Election law

Next, we would modify the house. The entirely arbitrary number of representatives (435) could be left alone, but instead of congressional districts being left to the states to apportion (Lowi, Ginsberg and Shepsle), they would be assigned at the federal level in a manner to attempt to get people together by geography and political interests rather than by state. That way, if, for example, residents of eastern Arizona and western New Mexico had more in common with one another than residents of Phoenix and eastern Arizona, the district boundary lines would be drawn according to like interests.

This sort of gerrymandering was once ruled illegal as it was used to reduce the number of seats given to certain ethnic and racial groups, but the intent would be to assure that all groups would have an equal chance at representation and would be able to elect someone with similar values. Currently, some districts cover huge tracks of rural areas and then a smidge of suburbs to get the population base required. Since suburban residents tend to have different interests than rural America, we would assure that they are in different voting districts.

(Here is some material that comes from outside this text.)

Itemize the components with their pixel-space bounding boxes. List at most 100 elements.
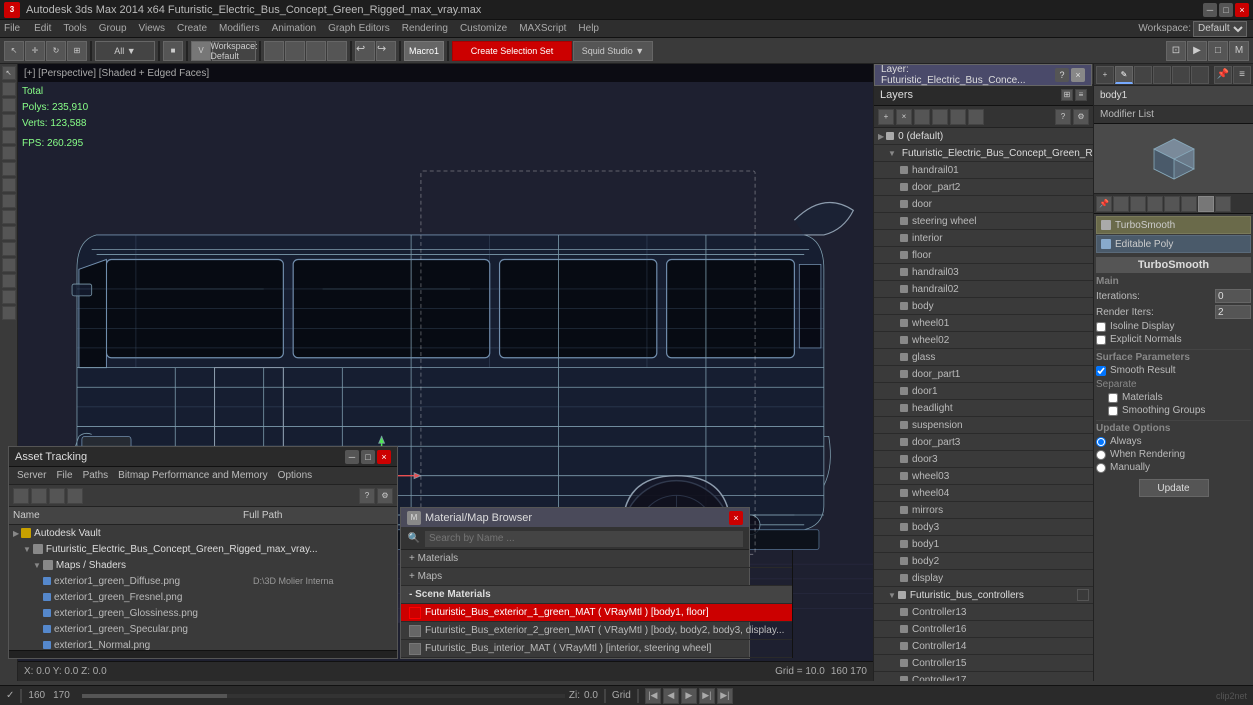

Once this might not have been a viable option, but with the constant polling and computer demographic information available, but now it would be a much more fair and equitable way to make sure that all the various interests of the country are equally represented. Then, we would have to change the election process for the president and vice president. As many people became aware after the 2000 and 2004 elections, the president and vice president are not elected by a direct vote of the populace.

Each state is given a number of electors in the Electoral College equal to the combined number of senators and representatives it has. Again, this gives greater weight to the vote of a person in a small state. And, with the revamped Congress, this approach wouldn’t work anyway. This plan is well-rooted in American history and election law, but is not the way it was done initially, because in the early days of the Constitution, the vice president and president did not run of a ticket.

The man with the second most votes would have been vice president. Though the process as it is assures the continuation of a policy if the president has to be removed from, I proposed doing away with the Electoral College and then assuring that the man with the most votes is named president and the man with the second most votes be named vice president. Yes, it could mean two different parties hold the highest two offices, but that might be a good thing given the major political dichotomy that is brewing in the United States.

The new process would call for open primaries and all the candidates going head to head for a manageable number, say seven, places of the national ballot. Then, each person would get one vote for the president. The guy who got the most votes would be president and the person with the second most votes would be vice president. Can you imagine Rudy Giuliani as President and Hillary Clinton as his vice president, or vice versa?

The process would probably spell the end of the two party system, allowing smaller political parties to rise up and make an impact on the political process. It would mean that the vice president and president would have to work together to form a sort of coalition government, hopefully reducing the extremes in partisanship. Without the influence and cash of the two party system, candidates might be forced to take more interest in what people actually thought and could be held more closely to their campaign promises.